I think your question surrounding populist leaders in corrupt states is fascinating. I also think, based on Guatemala’s suppression of competitive elections, a rise of a populist is interesting. Is it possible that in states with corrupt governments, where elites are misappropriating power, populist leaders may actually aid democracy? Or is a state in democratic trouble just more prime for populist leaders to take advantage of distrust in government? Does the fate of democracy just lay in the intention of populist leaders? If Arevalo is indeed a populist, is democracy screwed either way? Arevalo’s anti-corruption campaign and focus on representing Guatemalans over the elite is clearly aligned with populism, but he is also arguing for the reestablishment of democratic norms, attacking bureaucratic centralization. Arevalo said; “We believe that democratic institutions must be reestablished.” It will be interesting to see which path he takes after being elected. Will he follow the path of many other populists and start consolidating power, or will he reinstate the democratic facilitators like the International Commission Against Impunity in Guatemala, which would decentralize power and increase accountability. Many claim the International Commission Against Impunity in Guatemala was largely influential in managing corruption, but in 2018 it was dismantled by Morales, a populist leader. If populism is an indicator that liberal democracies are decaying, then what is the alternative? Don’t countries like Guatemala need leaders committed to reform? How can we tell the difference between a democratic populist and illiberal one?

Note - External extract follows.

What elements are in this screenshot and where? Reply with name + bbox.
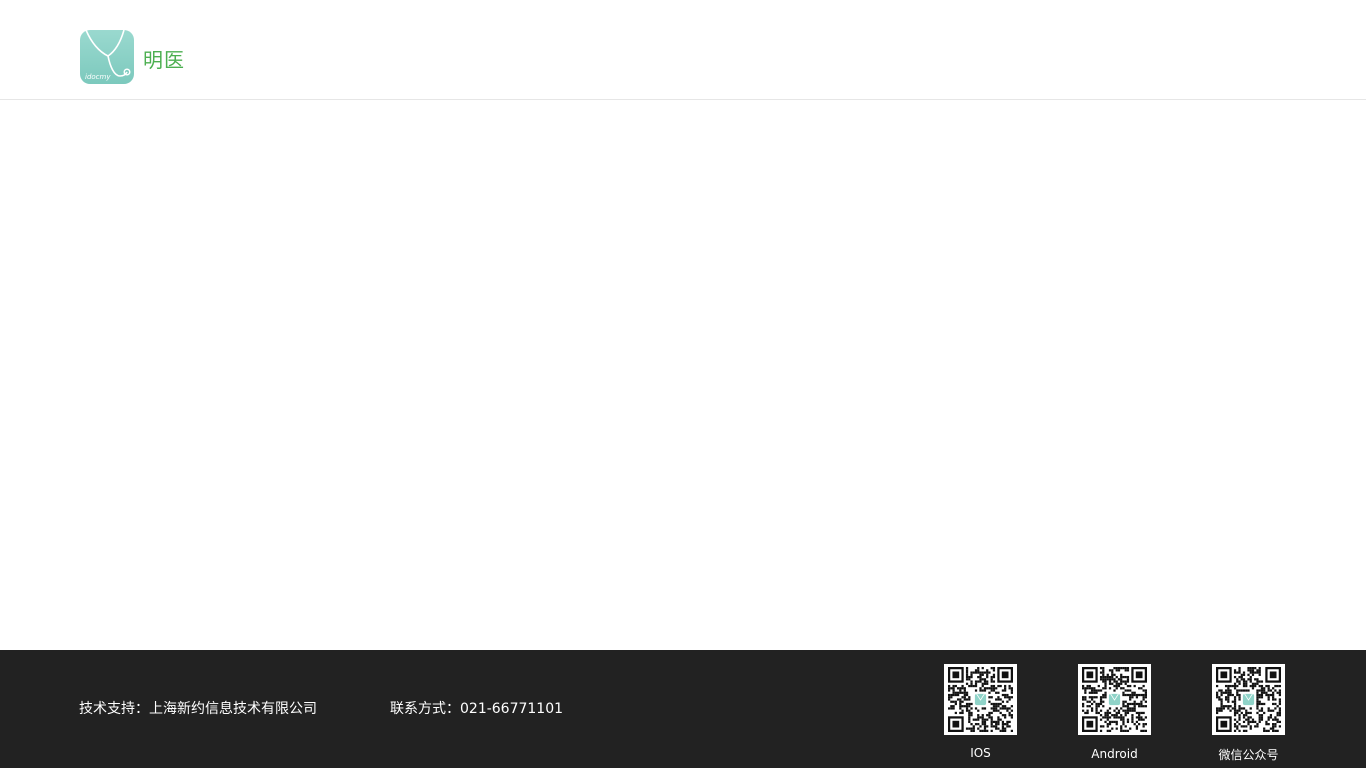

I agree that the state of a government is important in determining whether populism is “all bad”. I think populism is a sign that the majority of people are frustrated with elites. I guess the problem I see is that the success of democracies under populist leaders relies on their intentions and commitment to democracy.
This post does a fantastic job of dissecting the roles populism can play and in particular highlights a problem with the sour view populism falls under for most supporters of liberal democracies. Populism is, as your post highlights, not a necessarily malevolent or benevolent political current, but one that proves effective in certain situations and can be used for good or ill. You mention that Arevalo differs in his approach to populism by supporting what his people actually want- I would go a step back on that point and argue that populists like Trump, Bolsonaro, etc. did in fact give voice and political expression to the desires of their bases. Whether these desires were ever fulfilled in office or if they represented actual positive effects for their respective countries is up for debate, but populism’s strength lies especially in its ability to rally a populace that is frustrated and lacks a voice in mainstream politics. The digestible example of populism you provide lends credence to the fact that, in many countries and especially the US, populism is viewed too often as a monolithic and anti-democratic method, when in practice it often leverages the concerns and will of the people beyond established political campaigns, thereby operating, in a sense, as a purer expression of democracy than most others.